Book Report: Book Lust by Nancy Pearl (2003)

Book coverThis book fills the Books about Books slot in the 2021 Winter Reading Challenge. The conceit is that it’s a topical list of reading that identifies a topic and then lists a bunch of books about the topic that you might want to read. The author is a long-time librarian and a contributor to a public radio station or two.

With that in mind, one might think the book lists would skew in a certain political direction. One needs only get to the American History Nonfiction section, page 20, where the first recommendation is A People’s History of the United States by Howard Zinn. Okay, so, yeah. But the politics don’t overwhelm the book–it was 2003, after all, and Bush was only slightly Hitler when the author was finishing the book. So the politics are not overt nor hateful, but some do inform the choices and the selections of topics.

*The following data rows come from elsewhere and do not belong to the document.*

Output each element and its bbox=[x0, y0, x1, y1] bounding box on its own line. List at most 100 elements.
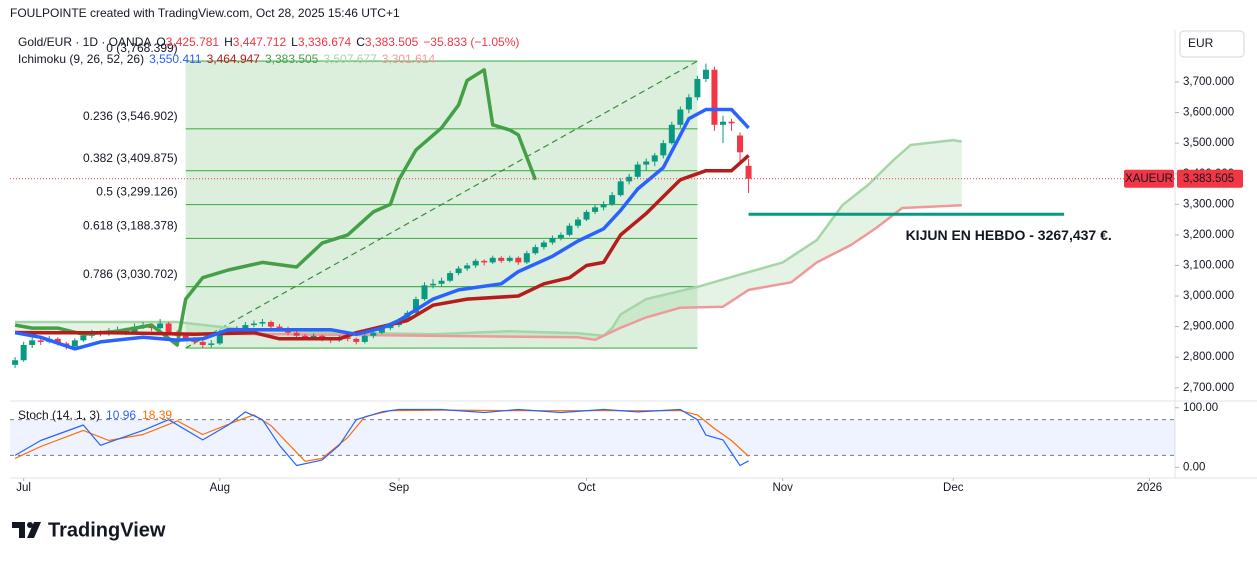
candle-body bbox=[464, 265, 471, 269]
indicator-line bbox=[15, 154, 750, 341]
candle-body bbox=[515, 257, 522, 263]
candle-body bbox=[412, 299, 419, 313]
candles bbox=[12, 63, 752, 368]
candle-body bbox=[199, 341, 206, 345]
legend: Stoch (14, 1, 3) 10.96 18.39 bbox=[18, 408, 172, 422]
candle-body bbox=[370, 332, 377, 336]
legend-key: C bbox=[356, 35, 365, 49]
candle-body bbox=[276, 326, 283, 329]
indicator-line bbox=[14, 68, 538, 347]
candle-body bbox=[157, 323, 164, 329]
candle-body bbox=[719, 121, 726, 125]
legend-value: 3,383.505 bbox=[365, 35, 419, 49]
candle-body bbox=[506, 257, 513, 261]
logo-icon bbox=[27, 522, 41, 538]
legend-title: Ichimoku (9, 26, 52, 26) bbox=[18, 52, 144, 66]
candle-body bbox=[634, 164, 641, 177]
candle-body bbox=[583, 211, 590, 220]
logo: TradingView bbox=[12, 519, 166, 541]
candle-body bbox=[617, 181, 624, 196]
candle-body bbox=[668, 124, 675, 144]
x-tick-label: Nov bbox=[772, 482, 793, 494]
indicator-line bbox=[14, 408, 749, 467]
legend-change: −35.833 (−1.05%) bbox=[423, 35, 519, 49]
y-tick-label: 3,500.000 bbox=[1183, 137, 1234, 149]
candle-body bbox=[455, 268, 462, 274]
fib-label: 0.786 (3,030.702) bbox=[83, 267, 178, 281]
legend-value: 3,383.505 bbox=[265, 52, 319, 66]
candle-body bbox=[250, 323, 257, 326]
x-tick-label: Aug bbox=[210, 482, 230, 494]
legend-value: 3,464.947 bbox=[207, 52, 261, 66]
candle-body bbox=[498, 257, 505, 261]
candle-body bbox=[267, 322, 274, 327]
candle-body bbox=[80, 335, 87, 341]
fib-label: 0.236 (3,546.902) bbox=[83, 109, 178, 123]
candle-body bbox=[694, 78, 701, 98]
candle-body bbox=[626, 176, 633, 182]
legend-value: 3,507.677 bbox=[323, 52, 377, 66]
watermark: FOULPOINTE created with TradingView.com,… bbox=[10, 6, 400, 20]
fib-label: 0 (3,768.399) bbox=[106, 41, 177, 55]
price-box bbox=[1177, 169, 1243, 188]
y-tick-label: 3,600.000 bbox=[1183, 107, 1234, 119]
y-tick-label: 2,900.000 bbox=[1183, 321, 1234, 333]
candle-body bbox=[310, 335, 317, 338]
candle-body bbox=[438, 280, 445, 284]
currency[interactable]: EUR bbox=[1188, 36, 1214, 50]
candle-body bbox=[12, 360, 19, 365]
indicator-line bbox=[15, 203, 962, 342]
candle-body bbox=[592, 207, 599, 212]
candle-body bbox=[685, 97, 692, 110]
candle-body bbox=[447, 273, 454, 281]
legend-value: 10.96 bbox=[106, 408, 136, 422]
candle-body bbox=[651, 155, 658, 162]
fib-trend-line bbox=[185, 60, 698, 349]
candle-body bbox=[29, 340, 36, 345]
price-name-box bbox=[1124, 169, 1174, 188]
stoch-band bbox=[10, 419, 1175, 456]
currency-box[interactable] bbox=[1179, 30, 1245, 58]
logo-icon bbox=[27, 522, 33, 528]
legend-value: 3,447.712 bbox=[233, 35, 287, 49]
fib-label: 0.5 (3,299.126) bbox=[96, 185, 177, 199]
x-tick-label: Sep bbox=[389, 482, 409, 494]
y-tick-label: 3,000.000 bbox=[1183, 290, 1234, 302]
candle-body bbox=[677, 109, 684, 125]
legend-key: L bbox=[291, 35, 298, 49]
candle-body bbox=[20, 344, 27, 361]
candle-body bbox=[430, 283, 437, 286]
legend-value: 3,336.674 bbox=[298, 35, 352, 49]
candle-body bbox=[728, 121, 735, 124]
candle-body bbox=[293, 332, 300, 336]
candle-body bbox=[532, 247, 539, 254]
candle-body bbox=[566, 225, 573, 235]
y-tick-label: 2,800.000 bbox=[1183, 351, 1234, 363]
candle-body bbox=[344, 337, 351, 339]
candle-body bbox=[54, 338, 61, 344]
x-tick-label: Dec bbox=[943, 482, 964, 494]
candle-body bbox=[600, 204, 607, 208]
candle-body bbox=[737, 135, 744, 153]
legend-value: 3,301.614 bbox=[382, 52, 436, 66]
candle-body bbox=[71, 340, 78, 347]
candle-body bbox=[745, 165, 752, 179]
candle-body bbox=[575, 219, 582, 226]
candle-body bbox=[609, 195, 616, 205]
logo-text: TradingView bbox=[48, 519, 166, 541]
candle-body bbox=[182, 335, 189, 339]
candle-body bbox=[259, 322, 266, 324]
y-tick-label: 2,700.000 bbox=[1183, 382, 1234, 394]
y-tick-label: 3,300.000 bbox=[1183, 198, 1234, 210]
annotation-text: KIJUN EN HEBDO - 3267,437 €. bbox=[906, 227, 1112, 243]
candle-body bbox=[387, 325, 394, 329]
legend-title: Gold/EUR · 1D · OANDA bbox=[18, 35, 151, 49]
indicator-line bbox=[14, 107, 750, 351]
candle-body bbox=[378, 328, 385, 333]
candle-body bbox=[702, 69, 709, 79]
candle-body bbox=[643, 161, 650, 165]
logo-icon bbox=[12, 522, 25, 538]
candle-body bbox=[557, 234, 564, 238]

The books comes off as a series of listicles, like you might find on a blog back in 2003 (or 2021). I found myself skimming more than reading, looking more for books that I have read that she recommends (some) more than recommendations (I already have thousands to read on my shelves, so I won’t be rushing out to buy new books until…. well, the next time I go to ABC Books, which is likely soon).

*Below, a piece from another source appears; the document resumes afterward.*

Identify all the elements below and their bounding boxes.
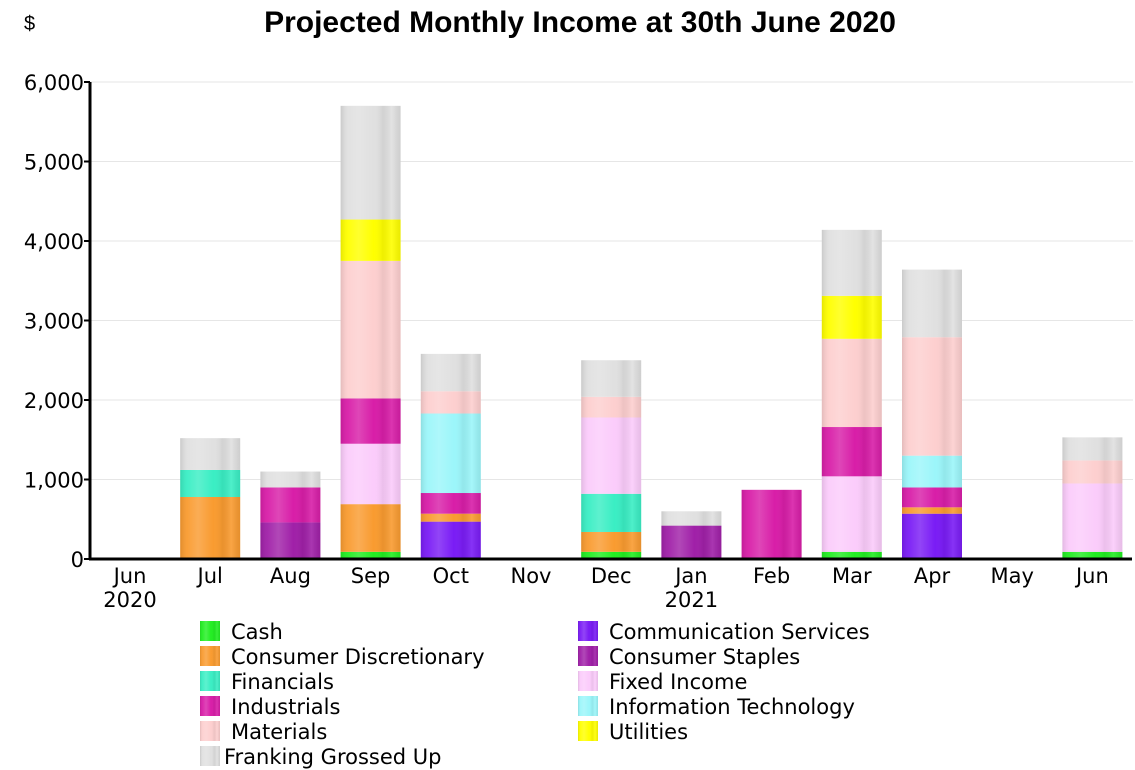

She has some author-specific “Don’t Miss This Author” recommendations which include Robert Heinlein and Ross Thomas, authors whom I have read and enjoyed.

I flagged a couple things:

In the topic Biographical Novels:

Reading The Death of Ché Guevara by Jay Cantor makes it easy to see how the charismatic Castro’s closest pal during the Cuban Revoluton was. The book is fast moving and sympathetic to both Ché Guevara and the cause. Cantor was clearly as captivated by the energy and humanity of the man as were Ché’s many followers.

So, yeah, politics inform the selections. But not hatefully. Strangely, too, she applies the accute accent to his name even though it’s not represented in the book title or other references to Che’s name.

The following, from the section Politics of Fiction, is even more timely now than in 2003:

Charles McCarry’s Shelley’s Heart tells the story of a presidential election that is stolen by computer fraud, and the winning and losing candidates whose lives are changed by the outcome. Eerily familiar, this is a perfect novel for today’s paranoia-filled world.

Me, to the author in 2003: Just you wait!

I also flagged a couple books I’d read or will read soon–she mentions Steven Saylor, whose Last Seen in Massilia I read in ancient times and one of whose books I stacked up for the Historical category in the 2021 Winter Reading Challenge–and also Jane Eyre–but I stopped flagging the books to whose book reports I could link. They were scattered enough that I was not tacking a slip to every page.

At any rate, I didn’t really flag any books to hunt down, as I mentioned (except maybe The Golden Gate, a novel made of sonnets), but perhaps I will kind-of, sort-of remember the recommendations in the book when confronted with some of the authors mentioned within at the book sales. But I likely won’t remember acutely why I decided to pick up an Iris Murdoch or why I decided to read The Last Picture Show, which I have in paperback on the outer rank of books in the hall, soon.

But it did fill a line in the 2021 Winter Reading Challenge form, so I’ve got that going for me, which is nice.